In a video posted on the company’s website, Southwest CEO Bob Jordan said he reached out to Buttigieg on Tuesday to talk about what the airline was doing to help customers. He also apologized to travelers and staff, and reiterated that the company’s “very complex” network was struggling with a large number of aircraft and crew being put out of service. “After days of trying to operate as much of our full schedule over a busy holiday weekend, we reached a decision point to significantly reduce our aircraft to catch up,” he said. You can see his full statement below.
In addition to cancellations due to the snowstorm, Sørvest is also struggling with staffing shortages in some places. The airline declared an operational emergency last week at the Denver airport after receiving “an unusually high number of absences.” In a leaked memo to employees, Southwest Airlines says employees will need a doctor’s note when calling in sick, and that it “will use mandatory overtime” to require employees to come to work or otherwise be fired. As noted by Denver PostSouthwest spokesman Chris Perry denied the messages were part of a coordinated effort by employees.

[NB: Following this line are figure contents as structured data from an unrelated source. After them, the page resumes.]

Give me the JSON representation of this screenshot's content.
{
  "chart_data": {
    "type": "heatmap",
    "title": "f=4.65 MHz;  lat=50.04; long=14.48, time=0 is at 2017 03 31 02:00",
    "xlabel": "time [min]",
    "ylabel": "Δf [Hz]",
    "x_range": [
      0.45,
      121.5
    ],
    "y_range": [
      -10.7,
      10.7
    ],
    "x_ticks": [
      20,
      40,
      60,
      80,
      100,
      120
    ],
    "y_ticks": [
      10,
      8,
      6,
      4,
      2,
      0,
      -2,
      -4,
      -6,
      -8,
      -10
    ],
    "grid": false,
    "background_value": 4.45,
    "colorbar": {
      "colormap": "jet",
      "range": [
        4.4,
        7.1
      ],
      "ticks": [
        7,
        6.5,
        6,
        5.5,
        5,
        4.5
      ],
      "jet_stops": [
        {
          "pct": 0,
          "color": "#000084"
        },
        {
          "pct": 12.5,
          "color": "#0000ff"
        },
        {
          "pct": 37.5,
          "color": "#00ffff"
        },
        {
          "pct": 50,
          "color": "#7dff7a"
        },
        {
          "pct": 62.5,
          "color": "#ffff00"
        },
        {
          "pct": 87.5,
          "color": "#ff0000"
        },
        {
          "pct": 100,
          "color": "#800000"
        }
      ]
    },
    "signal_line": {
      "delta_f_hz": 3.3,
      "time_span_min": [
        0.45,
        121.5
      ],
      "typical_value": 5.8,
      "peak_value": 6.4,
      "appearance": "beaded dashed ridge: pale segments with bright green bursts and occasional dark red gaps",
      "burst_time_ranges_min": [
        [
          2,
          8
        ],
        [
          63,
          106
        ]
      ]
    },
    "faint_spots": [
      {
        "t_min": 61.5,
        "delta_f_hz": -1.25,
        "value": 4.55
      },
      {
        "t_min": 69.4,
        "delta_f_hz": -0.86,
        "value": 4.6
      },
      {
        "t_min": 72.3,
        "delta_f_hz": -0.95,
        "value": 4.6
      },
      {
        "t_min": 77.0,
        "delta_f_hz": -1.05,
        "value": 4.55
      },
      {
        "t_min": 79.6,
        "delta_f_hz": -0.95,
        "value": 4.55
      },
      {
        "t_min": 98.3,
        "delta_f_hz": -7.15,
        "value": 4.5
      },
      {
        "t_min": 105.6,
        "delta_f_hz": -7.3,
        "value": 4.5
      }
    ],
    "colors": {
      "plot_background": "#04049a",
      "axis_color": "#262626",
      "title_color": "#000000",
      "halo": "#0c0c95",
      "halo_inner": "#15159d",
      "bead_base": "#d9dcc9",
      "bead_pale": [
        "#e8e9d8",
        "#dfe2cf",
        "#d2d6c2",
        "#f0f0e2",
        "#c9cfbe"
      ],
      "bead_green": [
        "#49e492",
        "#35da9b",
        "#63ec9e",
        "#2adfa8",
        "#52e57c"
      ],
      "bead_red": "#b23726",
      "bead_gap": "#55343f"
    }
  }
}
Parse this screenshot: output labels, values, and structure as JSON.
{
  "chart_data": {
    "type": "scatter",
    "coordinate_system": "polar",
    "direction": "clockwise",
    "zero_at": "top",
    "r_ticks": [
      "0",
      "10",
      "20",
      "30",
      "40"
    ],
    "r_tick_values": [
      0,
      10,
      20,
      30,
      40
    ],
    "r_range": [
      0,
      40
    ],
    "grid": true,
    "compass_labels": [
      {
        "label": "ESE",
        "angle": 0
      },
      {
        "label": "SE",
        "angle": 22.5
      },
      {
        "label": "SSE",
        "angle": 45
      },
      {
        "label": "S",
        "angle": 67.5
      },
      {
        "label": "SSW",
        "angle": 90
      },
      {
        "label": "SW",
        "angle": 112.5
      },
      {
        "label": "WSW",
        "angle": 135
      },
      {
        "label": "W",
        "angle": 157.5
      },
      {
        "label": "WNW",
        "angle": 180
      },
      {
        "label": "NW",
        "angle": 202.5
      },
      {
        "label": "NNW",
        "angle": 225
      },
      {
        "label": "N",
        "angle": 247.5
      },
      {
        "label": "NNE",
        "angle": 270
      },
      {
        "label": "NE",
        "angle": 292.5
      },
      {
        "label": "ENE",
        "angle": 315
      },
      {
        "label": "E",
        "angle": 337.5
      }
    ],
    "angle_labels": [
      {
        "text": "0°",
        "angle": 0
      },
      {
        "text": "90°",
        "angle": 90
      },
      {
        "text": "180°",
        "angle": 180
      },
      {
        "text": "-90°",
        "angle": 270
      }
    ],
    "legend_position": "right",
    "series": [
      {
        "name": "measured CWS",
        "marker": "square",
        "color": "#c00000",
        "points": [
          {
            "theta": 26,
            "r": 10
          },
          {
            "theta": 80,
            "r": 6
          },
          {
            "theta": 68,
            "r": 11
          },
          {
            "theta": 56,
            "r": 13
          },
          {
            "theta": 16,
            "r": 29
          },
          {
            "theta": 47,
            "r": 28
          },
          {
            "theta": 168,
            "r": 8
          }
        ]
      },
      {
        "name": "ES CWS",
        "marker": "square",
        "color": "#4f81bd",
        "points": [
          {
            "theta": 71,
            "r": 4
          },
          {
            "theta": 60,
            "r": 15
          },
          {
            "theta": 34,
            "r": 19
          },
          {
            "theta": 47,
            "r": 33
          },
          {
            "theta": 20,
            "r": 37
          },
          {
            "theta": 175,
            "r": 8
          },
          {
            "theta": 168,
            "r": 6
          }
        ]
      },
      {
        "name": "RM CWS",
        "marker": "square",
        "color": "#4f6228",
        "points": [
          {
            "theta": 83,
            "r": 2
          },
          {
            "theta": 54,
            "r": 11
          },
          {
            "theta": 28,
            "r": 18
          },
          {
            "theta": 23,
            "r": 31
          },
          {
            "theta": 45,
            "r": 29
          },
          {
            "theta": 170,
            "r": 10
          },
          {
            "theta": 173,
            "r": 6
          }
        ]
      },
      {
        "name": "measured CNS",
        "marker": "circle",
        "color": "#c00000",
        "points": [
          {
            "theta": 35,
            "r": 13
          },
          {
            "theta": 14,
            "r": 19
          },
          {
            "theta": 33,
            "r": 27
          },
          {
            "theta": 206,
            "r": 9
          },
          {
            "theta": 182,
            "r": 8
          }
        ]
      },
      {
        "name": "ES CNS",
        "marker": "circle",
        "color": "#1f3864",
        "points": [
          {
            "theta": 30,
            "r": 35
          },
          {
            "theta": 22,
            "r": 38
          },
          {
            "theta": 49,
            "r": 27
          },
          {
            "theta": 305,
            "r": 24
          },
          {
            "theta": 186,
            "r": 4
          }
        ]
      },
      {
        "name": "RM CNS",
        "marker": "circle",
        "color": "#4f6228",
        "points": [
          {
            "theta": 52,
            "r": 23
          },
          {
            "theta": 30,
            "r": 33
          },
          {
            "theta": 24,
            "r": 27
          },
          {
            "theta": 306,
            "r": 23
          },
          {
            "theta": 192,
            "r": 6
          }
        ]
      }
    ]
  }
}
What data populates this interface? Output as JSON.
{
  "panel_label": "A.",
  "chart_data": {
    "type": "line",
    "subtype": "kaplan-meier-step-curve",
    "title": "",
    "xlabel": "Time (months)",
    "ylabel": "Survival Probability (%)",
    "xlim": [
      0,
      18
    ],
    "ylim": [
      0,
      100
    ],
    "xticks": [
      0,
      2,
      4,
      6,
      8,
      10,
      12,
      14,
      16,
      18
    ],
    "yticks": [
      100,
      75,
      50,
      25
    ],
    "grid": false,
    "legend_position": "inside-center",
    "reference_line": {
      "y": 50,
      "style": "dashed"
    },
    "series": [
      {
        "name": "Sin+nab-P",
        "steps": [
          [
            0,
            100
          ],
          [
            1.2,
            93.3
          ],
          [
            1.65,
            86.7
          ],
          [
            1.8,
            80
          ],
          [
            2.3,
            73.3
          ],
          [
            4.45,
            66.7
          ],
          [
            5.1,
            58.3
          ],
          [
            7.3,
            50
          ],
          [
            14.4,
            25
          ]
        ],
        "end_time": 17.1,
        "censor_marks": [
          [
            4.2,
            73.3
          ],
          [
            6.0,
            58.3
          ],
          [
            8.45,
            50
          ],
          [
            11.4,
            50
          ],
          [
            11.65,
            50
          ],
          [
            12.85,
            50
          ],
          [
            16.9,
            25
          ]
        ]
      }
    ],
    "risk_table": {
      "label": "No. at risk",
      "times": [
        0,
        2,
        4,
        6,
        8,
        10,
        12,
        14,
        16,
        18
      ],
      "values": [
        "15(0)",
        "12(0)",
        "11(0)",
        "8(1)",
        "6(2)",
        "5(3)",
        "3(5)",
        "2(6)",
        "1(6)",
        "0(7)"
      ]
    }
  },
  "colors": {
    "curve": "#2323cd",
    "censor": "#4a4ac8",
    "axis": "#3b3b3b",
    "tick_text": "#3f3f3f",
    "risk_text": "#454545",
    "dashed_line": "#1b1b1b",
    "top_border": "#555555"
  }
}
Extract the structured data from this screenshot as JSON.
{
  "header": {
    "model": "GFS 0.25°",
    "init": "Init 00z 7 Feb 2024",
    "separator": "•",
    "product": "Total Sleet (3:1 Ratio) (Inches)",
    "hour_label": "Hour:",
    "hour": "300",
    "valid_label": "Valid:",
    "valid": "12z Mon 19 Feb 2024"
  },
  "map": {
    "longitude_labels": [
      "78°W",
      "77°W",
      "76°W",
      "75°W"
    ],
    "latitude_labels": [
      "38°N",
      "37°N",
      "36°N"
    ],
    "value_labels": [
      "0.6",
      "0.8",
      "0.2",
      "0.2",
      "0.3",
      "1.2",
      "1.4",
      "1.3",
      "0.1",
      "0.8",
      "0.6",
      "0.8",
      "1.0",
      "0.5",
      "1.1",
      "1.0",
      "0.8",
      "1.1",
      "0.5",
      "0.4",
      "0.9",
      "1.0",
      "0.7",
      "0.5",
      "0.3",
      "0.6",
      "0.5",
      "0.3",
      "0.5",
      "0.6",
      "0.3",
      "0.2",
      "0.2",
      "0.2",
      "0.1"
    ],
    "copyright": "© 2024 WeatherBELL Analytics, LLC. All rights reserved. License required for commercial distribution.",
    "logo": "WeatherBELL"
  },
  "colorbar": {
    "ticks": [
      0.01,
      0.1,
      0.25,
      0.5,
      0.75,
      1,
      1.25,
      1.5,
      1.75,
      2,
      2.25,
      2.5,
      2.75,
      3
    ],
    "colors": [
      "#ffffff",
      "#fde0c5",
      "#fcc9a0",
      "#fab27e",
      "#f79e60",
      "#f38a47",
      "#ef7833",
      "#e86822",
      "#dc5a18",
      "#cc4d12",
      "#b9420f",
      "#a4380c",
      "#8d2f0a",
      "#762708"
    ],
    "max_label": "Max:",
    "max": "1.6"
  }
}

“We were fully staffed and prepared for the upcoming holiday weekend as the severe weather swept across the continent, where Southwest is the largest carrier in 23 of the top 25 US travel markets,” Southwest Airlines said in a statement. “As we continue to work to restore our operations, we have made the decision to continue operating a reduced schedule by flying approximately one-third of our schedule for the next few days.”
This is not the only other time Southwest has experienced major operational problems. Last October, the airline struggled with both staffing shortages and severe weather conditions, which led Southwest to cancel nearly 3,000 flights in four days. At the time, former Southwest COO Mike Van de Ven told employees that the company has “a very aggressive hiring plan” but that it’s still not “where we want to be with staffing.” Dallas Business Journal reports CEO Bob Jordan made similar remarks during an investor day presentation earlier this month, saying the company’s systems needed to be upgraded as part of a larger modernization drive to eventually operate 6,000 flights per day while employing 100,000 people.
Update Tuesday, December 27, 7:18 PM ET: Added video from Southwest CEO Bob Jordan.